All nuances are possible between the two extremes of the purely subjective extimate part and the exoteric part of the desubjectivized formation, from “the cancellation of specialized knowledge, to liberate the extimate effect, to the reduction of the extimacy in relation to the benefit of the transmission of effective knowledges”.

This schema is very useful because it splits to distribute the extension and the intension of psychoanalysis. In this respect, it is a compass for thinking about the relationship between the two. Extension is sometimes conceived as the exterior of the School in connection with the city, and the intension as the interior. Isn’t it rather a question of thinking about them from this schema as concentric circles, in which their core remains that of the cure? There is no extraterritoriality of analytic discourse, because it is part of the discourse of civilization which has all its impact on the psychoanalytic field.

What consequences can be drawn from this regarding the address of our activities or seminars?
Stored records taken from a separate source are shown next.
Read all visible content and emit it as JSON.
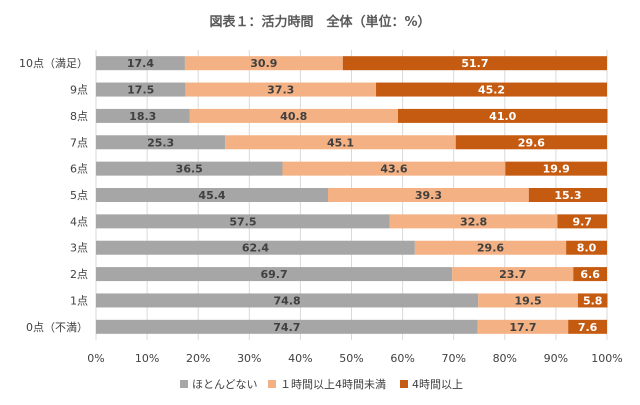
{
  "chart_data": {
    "type": "bar",
    "orientation": "horizontal",
    "stacked": true,
    "title": "図表１：活力時間　全体（単位：%）",
    "categories": [
      "10点（満足）",
      "9点",
      "8点",
      "7点",
      "6点",
      "5点",
      "4点",
      "3点",
      "2点",
      "1点",
      "0点（不満）"
    ],
    "series": [
      {
        "name": "ほとんどない",
        "color": "#a6a6a6",
        "values": [
          17.4,
          17.5,
          18.3,
          25.3,
          36.5,
          45.4,
          57.5,
          62.4,
          69.7,
          74.8,
          74.7
        ]
      },
      {
        "name": "１時間以上4時間未満",
        "color": "#f4b183",
        "values": [
          30.9,
          37.3,
          40.8,
          45.1,
          43.6,
          39.3,
          32.8,
          29.6,
          23.7,
          19.5,
          17.7
        ]
      },
      {
        "name": "4時間以上",
        "color": "#c55a11",
        "values": [
          51.7,
          45.2,
          41.0,
          29.6,
          19.9,
          15.3,
          9.7,
          8.0,
          6.6,
          5.8,
          7.6
        ]
      }
    ],
    "x_ticks": [
      "0%",
      "10%",
      "20%",
      "30%",
      "40%",
      "50%",
      "60%",
      "70%",
      "80%",
      "90%",
      "100%"
    ],
    "xlim": [
      0,
      100
    ],
    "grid": true,
    "legend_position": "bottom"
  }
}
If the essential part of formation concerns the cure, then the address of the School calls for an audience that is as open as possible (with the necessary precautions in regard to clinical cases), because what is to be disseminated, transmitted is the salt of the experience of a cure, where the only hidden part concerns the truth that cannot be all-said. “It is when there is nothing to hide that one hides; one discloses without reluctance when what is hidden is hidden by structure”.

It is worth taking an interest here in private life, as Lacan recommends. What is private life? He asks if, “from the moment we make an analysis there is no longer any private life?” Private life refers to everything that maintains and preserves all the fictions that make us believe in sexual rapport. As far as the analyst is concerned, these fictions have nothing to do with his function, which is to occupy the place of a. In his position as an analyst, he must know what place he occupies in the life of his patient, but the reciprocal is absolutely unnecessary.

In the same way, by neglecting the discourse of his position from a, he will teach about everything, all kinds of fictions, except psychoanalysis. IN his reference to private life, Lacan indicates to us that extension must be based on a discourse like no other, on a, and not dissolve into the reigning fictions.


<1> Miller J.-A., « Pour introduire l’effet de formation », Quarto, 76, p. 6-9.

<2>Id.,ibid.

<3>Id.,ibid.


Translated from French by Renata Teixeira. Revised by Jared Elwart.